“But investors are growing more risk averse and with its low fees and “buy-the-market” mentality, passive investing has an intuitive appeal over active. So while active’s AUM may be growing, its market share is shrinking. The PWC report projects that by year-end 2020, passive investments will make up 21% of global AUM, up from 17% in 2016. Active will be down to 66% from 71%.
This means that markets are becoming ever more efficient with fewer undervalued/mis-priced securities and thus fewer opportunities for alpha generation.”
A greater passive share will likely create greater mispricings and more opportunities to generate alpha for active managers. Most indices are market cap weighted, which results in passive allocation based on size (Market cap). It fails to consider the price relative to earnings (or other fundamentals) that drive value.
The passive mechanism encourages investors to buy expensive stocks in greater magnitudes as market share grows and the opposite when the market share shrinks.
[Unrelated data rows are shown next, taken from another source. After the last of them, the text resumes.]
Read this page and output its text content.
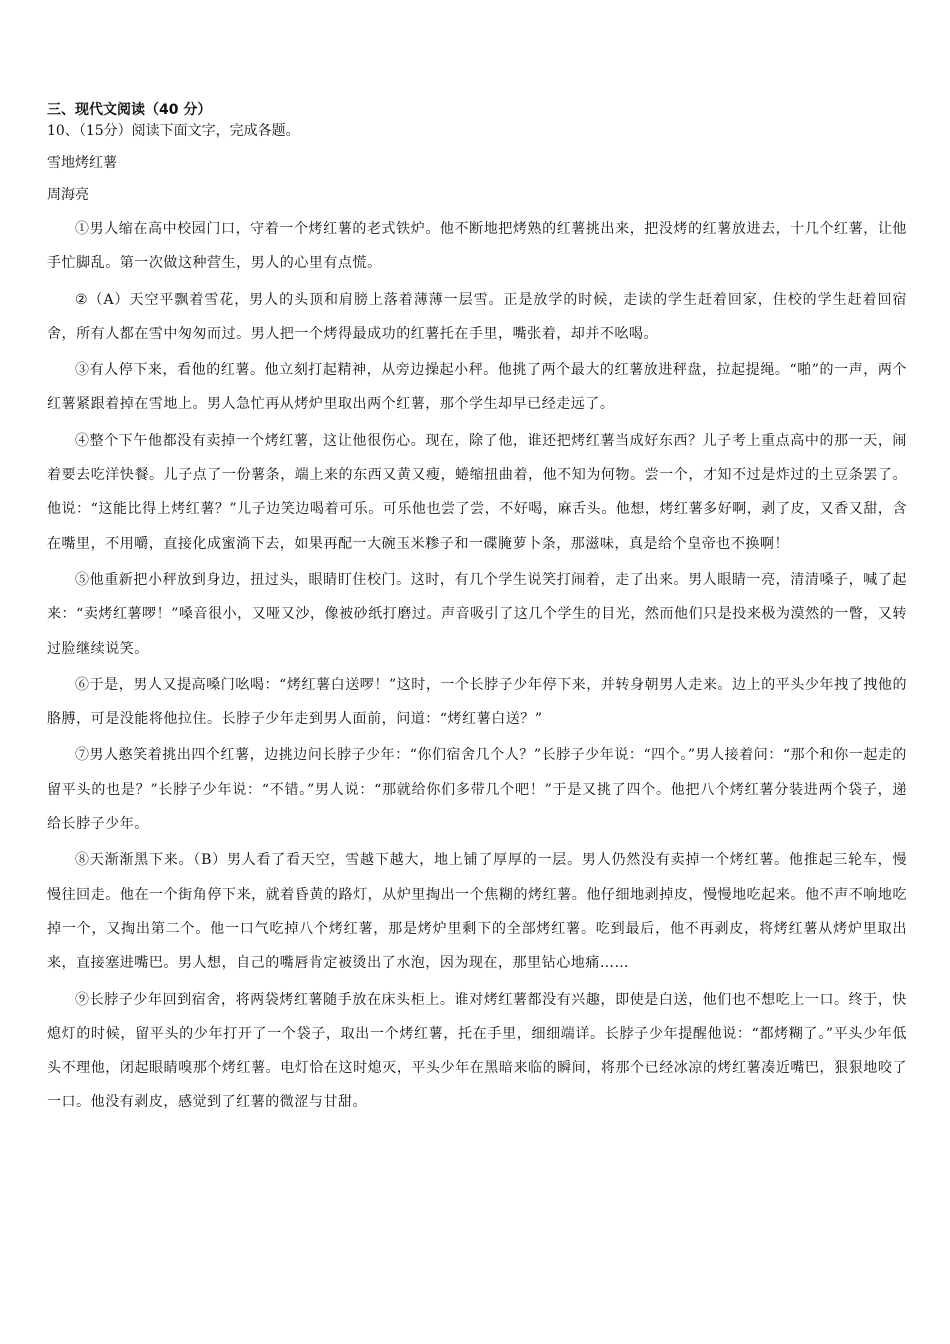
三、现代文阅读（40 分）

10、（15分）阅读下面文字，完成各题。

雪地烤红薯

周海亮

①男人缩在高中校园门口，守着一个烤红薯的老式铁炉。他不断地把烤熟的红薯挑出来，把没烤的红薯放进去，十几个红薯，让他手忙脚乱。第一次做这种营生，男人的心里有点慌。

②（A）天空平飘着雪花，男人的头顶和肩膀上落着薄薄一层雪。正是放学的时候，走读的学生赶着回家，住校的学生赶着回宿舍，所有人都在雪中匆匆而过。男人把一个烤得最成功的红薯托在手里，嘴张着，却并不吆喝。

③有人停下来，看他的红薯。他立刻打起精神，从旁边操起小秤。他挑了两个最大的红薯放进秤盘，拉起提绳。“啪”的一声，两个红薯紧跟着掉在雪地上。男人急忙再从烤炉里取出两个红薯，那个学生却早已经走远了。

④整个下午他都没有卖掉一个烤红薯，这让他很伤心。现在，除了他，谁还把烤红薯当成好东西？儿子考上重点高中的那一天，闹着要去吃洋快餐。儿子点了一份薯条，端上来的东西又黄又瘦，蜷缩扭曲着，他不知为何物。尝一个，才知不过是炸过的土豆条罢了。他说：“这能比得上烤红薯？”儿子边笑边喝着可乐。可乐他也尝了尝，不好喝，麻舌头。他想，烤红薯多好啊，剥了皮，又香又甜，含在嘴里，不用嚼，直接化成蜜淌下去，如果再配一大碗玉米糁子和一碟腌萝卜条，那滋味，真是给个皇帝也不换啊！

⑤他重新把小秤放到身边，扭过头，眼睛盯住校门。这时，有几个学生说笑打闹着，走了出来。男人眼睛一亮，清清嗓子，喊了起来：“卖烤红薯啰！”嗓音很小，又哑又沙，像被砂纸打磨过。声音吸引了这几个学生的目光，然而他们只是投来极为漠然的一瞥，又转过脸继续说笑。

⑥于是，男人又提高嗓门吆喝：“烤红薯白送啰！”这时，一个长脖子少年停下来，并转身朝男人走来。边上的平头少年拽了拽他的胳膊，可是没能将他拉住。长脖子少年走到男人面前，问道：“烤红薯白送？”

⑦男人憨笑着挑出四个红薯，边挑边问长脖子少年：“你们宿舍几个人？”长脖子少年说：“四个。”男人接着问：“那个和你一起走的留平头的也是？”长脖子少年说：“不错。”男人说：“那就给你们多带几个吧！”于是又挑了四个。他把八个烤红薯分装进两个袋子，递给长脖子少年。

⑧天渐渐黑下来。（B）男人看了看天空，雪越下越大，地上铺了厚厚的一层。男人仍然没有卖掉一个烤红薯。他推起三轮车，慢慢往回走。他在一个街角停下来，就着昏黄的路灯，从炉里掏出一个焦糊的烤红薯。他仔细地剥掉皮，慢慢地吃起来。他不声不响地吃掉一个，又掏出第二个。他一口气吃掉八个烤红薯，那是烤炉里剩下的全部烤红薯。吃到最后，他不再剥皮，将烤红薯从烤炉里取出来，直接塞进嘴巴。男人想，自己的嘴唇肯定被烫出了水泡，因为现在，那里钻心地痛……

⑨长脖子少年回到宿舍，将两袋烤红薯随手放在床头柜上。谁对烤红薯都没有兴趣，即使是白送，他们也不想吃上一口。终于，快熄灯的时候，留平头的少年打开了一个袋子，取出一个烤红薯，托在手里，细细端详。长脖子少年提醒他说：“都烤糊了。”平头少年低头不理他，闭起眼睛嗅那个烤红薯。电灯恰在这时熄灭，平头少年在黑暗来临的瞬间，将那个已经冰凉的烤红薯凑近嘴巴，狠狠地咬了一口。他没有剥皮，感觉到了红薯的微涩与甘甜。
This could result in buying high and selling Low depending on the underlying fundamentals. So I would not agree that an increasing passive share results in more efficient markets.
I’d also like to comment on management fees and churn/turnover. The turnover wont impact management fees ( the fee the investor pays the manager to invest their funds) as this depends on AUM. But it will impact trading costs.
Higher turnover will increase trading costs and reduce return. This reduction in return compounds over time so it’s very important to keep turnover low.
However, trading costs have fallen significantly and continue to do so this impact on the portfolio is decreasing!